Why is it possible to pass SQL queries directly to a database that is hidden behind a firewall and any other security mechanism?

Firewalls and similar intrusion detection mechanisms provide little or no defense against full-scale SQL Injection web attacks. Since your website needs to be public, security mechanisms will allow public web traffic to communicate with your web application/s (generally over port 80/443). The web application has open access to the database in order to return (update) the requested (changed) information.

In SQL Injection, the hacker uses SQL queries and creativity to get to the database of sensitive corporate data through the web application. SQL or Structured Query Language is the computer language that allows you to store, manipulate, and retrieve data stored in a relational database (or a collection of tables which organise and structure data).

SQL is, in fact, the only way that a web application (and users) can interact with the database. Examples of relational databases include Oracle, Microsoft Access, MS SQL Server, MySQL, and Filemaker Pro, all of which use SQL as their basic building blocks. SQL commands include SELECT, INSERT, DELETE and DROP TABLE. DROP TABLE is as ominous as it sounds and in fact will eliminate the table with a particular name.
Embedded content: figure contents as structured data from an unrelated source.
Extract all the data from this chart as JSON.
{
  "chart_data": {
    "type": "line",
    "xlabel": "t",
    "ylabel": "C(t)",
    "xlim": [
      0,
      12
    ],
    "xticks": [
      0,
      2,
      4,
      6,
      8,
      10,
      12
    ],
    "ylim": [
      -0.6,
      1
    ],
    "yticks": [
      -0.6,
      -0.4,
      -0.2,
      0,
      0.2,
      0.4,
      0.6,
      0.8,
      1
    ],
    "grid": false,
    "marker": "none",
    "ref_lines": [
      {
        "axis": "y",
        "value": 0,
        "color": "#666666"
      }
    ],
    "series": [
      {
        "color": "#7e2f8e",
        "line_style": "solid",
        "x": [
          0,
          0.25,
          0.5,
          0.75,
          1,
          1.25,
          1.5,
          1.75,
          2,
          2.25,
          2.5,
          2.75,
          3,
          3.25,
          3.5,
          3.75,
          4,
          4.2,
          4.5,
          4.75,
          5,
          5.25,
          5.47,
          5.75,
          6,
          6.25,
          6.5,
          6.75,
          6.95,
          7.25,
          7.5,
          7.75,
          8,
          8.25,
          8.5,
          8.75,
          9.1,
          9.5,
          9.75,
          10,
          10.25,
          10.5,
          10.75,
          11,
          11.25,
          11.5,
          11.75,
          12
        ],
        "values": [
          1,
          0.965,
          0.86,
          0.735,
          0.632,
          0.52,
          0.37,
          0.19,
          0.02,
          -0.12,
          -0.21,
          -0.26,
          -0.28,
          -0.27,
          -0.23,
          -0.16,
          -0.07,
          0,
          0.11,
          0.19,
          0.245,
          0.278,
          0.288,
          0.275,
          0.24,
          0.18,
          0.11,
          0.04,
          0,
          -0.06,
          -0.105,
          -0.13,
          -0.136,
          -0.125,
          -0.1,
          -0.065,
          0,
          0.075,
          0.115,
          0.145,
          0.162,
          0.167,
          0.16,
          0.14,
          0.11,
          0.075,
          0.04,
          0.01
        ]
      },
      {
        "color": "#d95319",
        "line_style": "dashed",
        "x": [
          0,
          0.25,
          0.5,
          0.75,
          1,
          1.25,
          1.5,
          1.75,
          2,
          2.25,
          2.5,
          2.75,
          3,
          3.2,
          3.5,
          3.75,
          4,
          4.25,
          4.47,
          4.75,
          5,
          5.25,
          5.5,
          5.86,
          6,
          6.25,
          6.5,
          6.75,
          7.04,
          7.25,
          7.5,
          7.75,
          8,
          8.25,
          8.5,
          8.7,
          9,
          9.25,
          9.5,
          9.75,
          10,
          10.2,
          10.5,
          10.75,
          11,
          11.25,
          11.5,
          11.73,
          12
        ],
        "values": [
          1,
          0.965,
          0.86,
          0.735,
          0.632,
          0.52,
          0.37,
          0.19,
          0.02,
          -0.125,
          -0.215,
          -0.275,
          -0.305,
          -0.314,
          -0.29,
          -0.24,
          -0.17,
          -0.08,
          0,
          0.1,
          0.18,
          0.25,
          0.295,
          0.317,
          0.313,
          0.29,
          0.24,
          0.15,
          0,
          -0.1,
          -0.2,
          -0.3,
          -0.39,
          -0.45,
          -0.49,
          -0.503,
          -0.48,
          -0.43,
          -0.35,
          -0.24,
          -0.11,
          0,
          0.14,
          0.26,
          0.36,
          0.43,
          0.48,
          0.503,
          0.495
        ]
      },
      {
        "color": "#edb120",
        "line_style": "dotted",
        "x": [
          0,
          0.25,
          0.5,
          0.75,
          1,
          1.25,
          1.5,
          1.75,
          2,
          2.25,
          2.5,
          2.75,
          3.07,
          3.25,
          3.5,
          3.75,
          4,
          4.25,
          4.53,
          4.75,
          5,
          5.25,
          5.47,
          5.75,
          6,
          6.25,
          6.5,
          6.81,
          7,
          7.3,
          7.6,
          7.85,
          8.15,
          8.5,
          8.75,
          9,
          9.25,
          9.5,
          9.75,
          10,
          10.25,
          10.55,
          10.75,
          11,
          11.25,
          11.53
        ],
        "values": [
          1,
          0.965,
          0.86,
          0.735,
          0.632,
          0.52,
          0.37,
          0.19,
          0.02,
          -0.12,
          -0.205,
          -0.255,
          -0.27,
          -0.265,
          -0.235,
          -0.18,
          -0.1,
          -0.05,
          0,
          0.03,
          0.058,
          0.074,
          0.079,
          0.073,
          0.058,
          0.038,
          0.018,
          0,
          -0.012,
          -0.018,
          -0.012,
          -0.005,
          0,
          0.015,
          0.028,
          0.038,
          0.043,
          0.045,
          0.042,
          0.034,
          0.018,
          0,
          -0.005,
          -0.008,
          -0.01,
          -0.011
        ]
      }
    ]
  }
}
In the legitimate scenario of the login page example above, the SQL commands planned for the web application may look like the following:

SELECT count(*)
FROM users_list_table WHERE
username=’FIELD_USERNAME’ AND
password=’FIELD_PASSWORD”

In plain English, this SQL command (from the web application) instructs the database to match the username and password input by the legitimate user to the combination it has already stored. Each type of web application is hard coded with specific SQL queries that it will execute when performing its legitimate functions and communicating with the database.

If any input field of the web application is not properly sanitised, a hacker may inject additional SQL commands that broaden the range of SQL commands the web application will execute, thus going beyond the original intended design and function.

A hacker will thus have a clear channel of communication (or, in layman terms, a tunnel) to the database irrespective of all the intrusion detection systems and network security equipment installed before the physical database server.